Since the acquisition closed in 2021, Fitbit’s Googlefication has largely resulted in a reduction in features and a focus by Google on getting people onto the Fitbit app. Longtime users have taken to Fitbit en masse — sometimes at Fitbit’s request — to share hundreds of complaints about recent changes. Google, however, has been largely unresponsive to customer feedback.
Web app shutdown angers users
In June, Google announced that it would be discontinuing Fitbit.com’s online dashboard. After July 8, users looking for similar features that the web app offered will have to download the Fitbit mobile app. On the Fitbit Community forum, a company representative confirmed that users’ “activity, nutrition, sleep, and weight data and tracking” would remain available through the app. However, the change was inconvenient for users who prefer or need to access such data on a screen larger than that of a phone. Worse, the app lacks some of the online dashboard’s features, such as food tracking.
Despite these obvious drawbacks for users, the need to Google Fitbit seemed to be what drove the change. A Fitbit representative had this to say when announcing the news on the Community forum:
Combined with Google’s decades of experience as the best at understanding data, our mission is to be one combined Fitbit and Google team. Consolidating the Fitbit.com dashboard into the Fitbit app is part of that mission and will allow us to focus on features that provide even more valuable insights to our users.
Google has been investing in the Fitbit app, including plans to let premium subscribers test experimental generative AI Fitbit features soon. Google is also developing a large language model for new features for the Fitbit app that users will be forced to use. Google has been pushing users to the Fitbit app for a while; in 2022, Fitbit devices lost the ability to sync with computers.
It’s worth noting that users who are unhappy with Fitbit are more likely to complain online. However, it’s worth noting that Fitbit’s announcement has been met with 1,523 (at the time of writing) mostly negative comments, with new comments still coming in. Another thread on Fitbit’s forums calling for the web dashboard to remain currently has 601 upvotes. You can also find outraged users on Reddit.
The most common complaints are about the loss of previously available functions.

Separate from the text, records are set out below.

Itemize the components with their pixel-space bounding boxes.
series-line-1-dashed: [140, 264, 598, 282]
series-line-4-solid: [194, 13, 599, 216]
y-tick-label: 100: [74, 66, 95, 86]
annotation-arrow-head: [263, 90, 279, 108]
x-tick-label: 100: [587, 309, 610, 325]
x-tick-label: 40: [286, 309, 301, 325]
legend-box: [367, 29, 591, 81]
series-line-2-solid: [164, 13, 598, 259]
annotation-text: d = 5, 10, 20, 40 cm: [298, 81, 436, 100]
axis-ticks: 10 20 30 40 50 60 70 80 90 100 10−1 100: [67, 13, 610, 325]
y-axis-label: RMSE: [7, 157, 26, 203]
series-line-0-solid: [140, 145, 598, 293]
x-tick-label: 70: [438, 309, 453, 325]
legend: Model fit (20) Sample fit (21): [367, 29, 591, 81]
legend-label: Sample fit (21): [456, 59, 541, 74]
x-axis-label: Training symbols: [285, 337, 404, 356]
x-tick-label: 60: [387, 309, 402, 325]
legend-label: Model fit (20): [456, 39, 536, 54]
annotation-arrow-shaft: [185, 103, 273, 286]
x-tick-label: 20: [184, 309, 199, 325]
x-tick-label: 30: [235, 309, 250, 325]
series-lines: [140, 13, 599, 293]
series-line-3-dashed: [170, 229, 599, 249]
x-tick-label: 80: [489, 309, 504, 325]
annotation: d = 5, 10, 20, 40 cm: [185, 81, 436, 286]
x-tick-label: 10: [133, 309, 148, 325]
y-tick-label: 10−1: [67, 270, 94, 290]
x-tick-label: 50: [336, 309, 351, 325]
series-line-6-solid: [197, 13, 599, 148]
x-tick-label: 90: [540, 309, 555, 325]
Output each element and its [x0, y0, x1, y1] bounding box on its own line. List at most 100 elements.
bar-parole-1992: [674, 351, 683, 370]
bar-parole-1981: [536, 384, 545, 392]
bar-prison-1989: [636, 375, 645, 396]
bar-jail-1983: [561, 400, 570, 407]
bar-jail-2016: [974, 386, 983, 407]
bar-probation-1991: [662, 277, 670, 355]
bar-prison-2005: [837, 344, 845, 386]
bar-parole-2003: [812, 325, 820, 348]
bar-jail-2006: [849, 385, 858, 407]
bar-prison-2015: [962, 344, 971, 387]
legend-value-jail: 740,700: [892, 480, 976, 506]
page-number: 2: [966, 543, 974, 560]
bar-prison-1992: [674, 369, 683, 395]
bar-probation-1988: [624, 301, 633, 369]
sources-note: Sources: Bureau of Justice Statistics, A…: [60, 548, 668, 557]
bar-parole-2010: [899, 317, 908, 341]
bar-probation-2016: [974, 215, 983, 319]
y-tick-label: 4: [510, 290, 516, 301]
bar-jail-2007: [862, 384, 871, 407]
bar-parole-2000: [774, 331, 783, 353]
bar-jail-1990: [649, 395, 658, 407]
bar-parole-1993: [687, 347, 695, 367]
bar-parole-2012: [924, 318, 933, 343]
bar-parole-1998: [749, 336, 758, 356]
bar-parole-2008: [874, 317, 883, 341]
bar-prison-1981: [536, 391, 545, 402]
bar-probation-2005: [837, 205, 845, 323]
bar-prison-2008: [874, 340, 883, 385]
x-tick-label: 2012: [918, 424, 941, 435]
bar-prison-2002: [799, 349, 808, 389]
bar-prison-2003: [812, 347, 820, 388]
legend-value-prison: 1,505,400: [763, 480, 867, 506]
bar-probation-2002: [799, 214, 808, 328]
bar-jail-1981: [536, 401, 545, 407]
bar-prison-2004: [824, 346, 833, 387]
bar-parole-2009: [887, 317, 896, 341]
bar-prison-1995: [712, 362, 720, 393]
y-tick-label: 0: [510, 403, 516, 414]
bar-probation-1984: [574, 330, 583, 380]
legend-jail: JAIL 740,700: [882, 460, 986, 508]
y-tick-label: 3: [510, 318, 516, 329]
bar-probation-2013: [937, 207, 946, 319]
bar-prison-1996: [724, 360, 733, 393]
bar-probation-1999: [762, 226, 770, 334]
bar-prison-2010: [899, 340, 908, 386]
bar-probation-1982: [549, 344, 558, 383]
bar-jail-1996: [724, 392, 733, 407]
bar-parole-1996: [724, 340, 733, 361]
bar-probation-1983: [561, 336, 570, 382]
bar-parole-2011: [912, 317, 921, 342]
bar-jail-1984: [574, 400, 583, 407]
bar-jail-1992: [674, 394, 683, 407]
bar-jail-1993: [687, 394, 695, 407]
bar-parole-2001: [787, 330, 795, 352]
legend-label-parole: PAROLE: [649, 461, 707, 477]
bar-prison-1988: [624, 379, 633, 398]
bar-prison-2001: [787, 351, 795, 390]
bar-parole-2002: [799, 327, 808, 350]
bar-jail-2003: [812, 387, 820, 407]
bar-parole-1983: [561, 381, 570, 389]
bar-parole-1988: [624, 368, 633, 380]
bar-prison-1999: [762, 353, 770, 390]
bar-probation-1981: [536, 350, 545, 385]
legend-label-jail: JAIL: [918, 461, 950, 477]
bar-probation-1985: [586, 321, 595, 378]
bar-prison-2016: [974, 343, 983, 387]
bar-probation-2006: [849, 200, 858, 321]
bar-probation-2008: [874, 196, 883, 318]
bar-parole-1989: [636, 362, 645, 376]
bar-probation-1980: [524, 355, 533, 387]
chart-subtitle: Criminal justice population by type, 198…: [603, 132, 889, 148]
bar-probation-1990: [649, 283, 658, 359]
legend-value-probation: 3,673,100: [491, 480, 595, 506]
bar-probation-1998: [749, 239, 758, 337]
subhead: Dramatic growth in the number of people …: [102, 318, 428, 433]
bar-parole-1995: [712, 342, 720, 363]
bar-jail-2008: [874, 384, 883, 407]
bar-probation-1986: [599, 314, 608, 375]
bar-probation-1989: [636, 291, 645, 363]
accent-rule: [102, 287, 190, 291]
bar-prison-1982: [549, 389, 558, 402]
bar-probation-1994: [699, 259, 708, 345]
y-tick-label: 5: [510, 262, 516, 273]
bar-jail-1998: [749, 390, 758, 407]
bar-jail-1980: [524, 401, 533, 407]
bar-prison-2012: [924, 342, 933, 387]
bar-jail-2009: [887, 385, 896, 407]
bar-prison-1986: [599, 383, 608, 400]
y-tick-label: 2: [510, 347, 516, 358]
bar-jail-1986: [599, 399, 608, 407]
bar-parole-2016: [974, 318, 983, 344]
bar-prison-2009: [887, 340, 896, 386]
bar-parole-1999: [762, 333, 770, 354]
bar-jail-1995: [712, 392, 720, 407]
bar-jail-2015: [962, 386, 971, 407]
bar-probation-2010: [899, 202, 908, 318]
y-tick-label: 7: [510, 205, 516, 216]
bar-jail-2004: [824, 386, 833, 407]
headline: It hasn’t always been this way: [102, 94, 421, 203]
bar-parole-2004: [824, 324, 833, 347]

“Change is fine. Removing important features is not,” wrote community member Seymourh86 in June. “Unless you want people to go to competitors…”
Comments this week show that users aren’t over the change. DebL555, for example, said today that they are “extremely disappointed and frustrated that I can’t open my Dashboard on my PC.” Yesterday, NessWeb called the change “an incredibly bad decision,” adding:
It’s especially bad for people who are visually impaired or have a problem with the dexterity of their fingers. It’s still bad for everyone else, because you just can’t see as much on a 3″ screen as you can on a real computer…
Bring back the web interface!
As always when Fitbit has had issues post-acquisition, theories have circulated that Google is making Fitbit worse to push people toward the Pixel Watch. Others on the Community forum were angry because they felt Google was ignoring feedback from loyal Fitbit customers.
In June, a user calling herself jessicabilasano wrote:
I just hope Fitbit doesn’t end up as another Google acquisition that turns into a nightmare product/company. Google, instead of removing things that users love about Fitbit features, why not improve them? Listen to your customers/consumers.
However, it has become a well-known phenomenon with the Fitbit brand lately that there is hardly any response to negative customer feedback.